One issue with a structure such as [1,2] is that the structure is not flat, and would have internal pointers, ala ?t0 = [2 | []]; ?t = [1 | t0], which would complicate a constant code segment. Having numerous cons cells that are each self referential, however, would work.

There would also have repercussions if CTGC decided to reuse the memory, as a code segment, to my knowledge, is for constants. Perhaps I am wrong here though, as global variables are a thing.

[jimbxb]

Another very simple optimisation that we could implement is to pull multiple heap allocations together, allocating one large structure, and using segments of the allocated memory for each of the separate allocations.

I'm not sure of the repercussions of this on the GC, as it would change the allocation pattern from lots of small allocations to less larger allocations.

This could also be extended to allocating all memory for a proc at the start of the call, pulling all allocations over every branch, using different offsets for each branch if necessary. If branches use drastically different amounts of memory, this would likely be less desirable, so some heuristic could be involved.

Paul Bone did a write up that may be useful for considerations here
https://paul.bone.id.au/blog/2016/10/08/memory-fragmentation-in-boehmgc/

[pschachte]

One issue with a structure such as [1,2] is that the structure is not flat, and would have internal pointers, ala ?t0 = [2 | []]; ?t = [1 | t0], which would complicate a constant code segment.
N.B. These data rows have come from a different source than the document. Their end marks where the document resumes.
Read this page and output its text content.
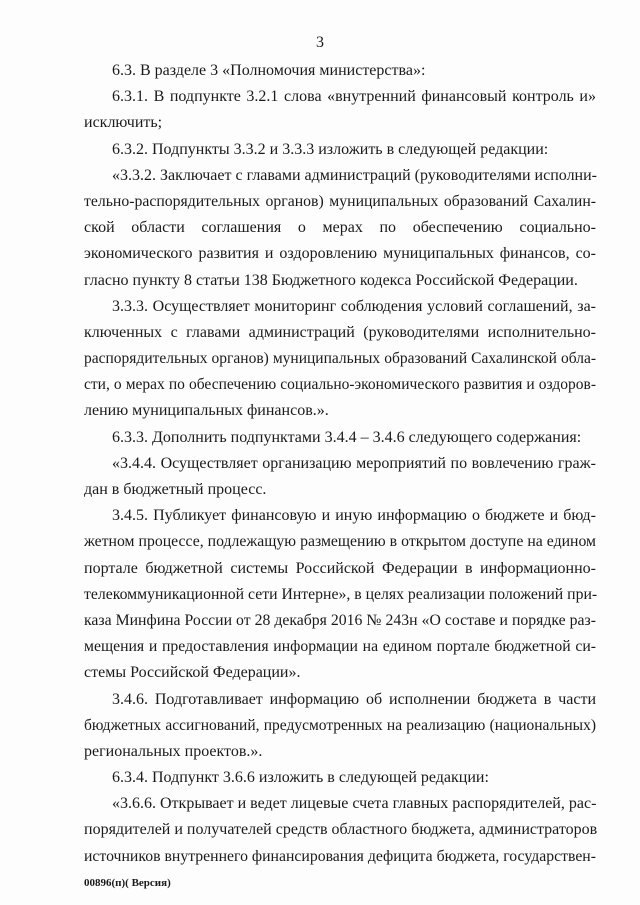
3
6.3. В разделе 3 «Полномочия министерства»:
6.3.1. В подпункте 3.2.1 слова «внутренний финансовый контроль и»
исключить;
6.3.2. Подпункты 3.3.2 и 3.3.3 изложить в следующей редакции:
«3.3.2. Заключает с главами администраций (руководителями исполни-
тельно-распорядительных органов) муниципальных образований Сахалин-
ской области соглашения о мерах по обеспечению социально-
экономического развития и оздоровлению муниципальных финансов, со-
гласно пункту 8 статьи 138 Бюджетного кодекса Российской Федерации.
3.3.3. Осуществляет мониторинг соблюдения условий соглашений, за-
ключенных с главами администраций (руководителями исполнительно-
распорядительных органов) муниципальных образований Сахалинской обла-
сти, о мерах по обеспечению социально-экономического развития и оздоров-
лению муниципальных финансов.».
6.3.3. Дополнить подпунктами 3.4.4 – 3.4.6 следующего содержания:
«3.4.4. Осуществляет организацию мероприятий по вовлечению граж-
дан в бюджетный процесс.
3.4.5. Публикует финансовую и иную информацию о бюджете и бюд-
жетном процессе, подлежащую размещению в открытом доступе на едином
портале бюджетной системы Российской Федерации в информационно-
телекоммуникационной сети Интерне», в целях реализации положений при-
каза Минфина России от 28 декабря 2016 № 243н «О составе и порядке раз-
мещения и предоставления информации на едином портале бюджетной си-
стемы Российской Федерации».
3.4.6. Подготавливает информацию об исполнении бюджета в части
бюджетных ассигнований, предусмотренных на реализацию (национальных)
региональных проектов.».
6.3.4. Подпункт 3.6.6 изложить в следующей редакции:
«3.6.6. Открывает и ведет лицевые счета главных распорядителей, рас-
порядителей и получателей средств областного бюджета, администраторов
источников внутреннего финансирования дефицита бюджета, государствен-
00896(п)( Версия)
Not really. The optimisation just needs to work bottom-up, but since structures need to be built bottom-up, an optimisation that works forward through the code should handle this naturally. If this is handled in BodyBuilder, it would need to recognise a sequence of allocation followed by enough mutate instructions to fill the entire allocation with constants, and generate a constant structure (similar to what we do for C strings), replacing the final mutate instruction with an instruction to move the address of the constant structure to the output variable (the backward pass would remove the allocation and mutate instructions as unneeded code). Then this variable will be considered to be a constant, so when it's stored by a later mutate instruction, the structure it is part of will be eligible for this same optimisation, so entire constant structures would be turned into constants.

There would also have repercussions if CTGC decided to reuse the memory, as a code segment, to my knowledge, is for constants. Perhaps I am wrong here though, as global variables are a thing.

Yes, this needs to be considered carefully when this optimisation is made. It does mean that in some instances that could be handled destructively will be transformed not to be destructive. In a single occurrence, I think this optimisation is still beneficial, since it only builds one copy of the structure at runtime, instead of building one and then mutating it. But in a recursive case, it could be terrible (instead of building a structure once and destructively updating it 1000 times, you'd be copying it 1000 times). So this needs some good heuristics.

[pschachte]

Another very simple optimisation that we could implement is to pull multiple heap allocations together, allocating one large structure, and using segments of the allocated memory for each of the separate allocations.

That's a nice idea. But it's not really related to this issue, because this is about fully constant structures. Could you post this as a separate issue?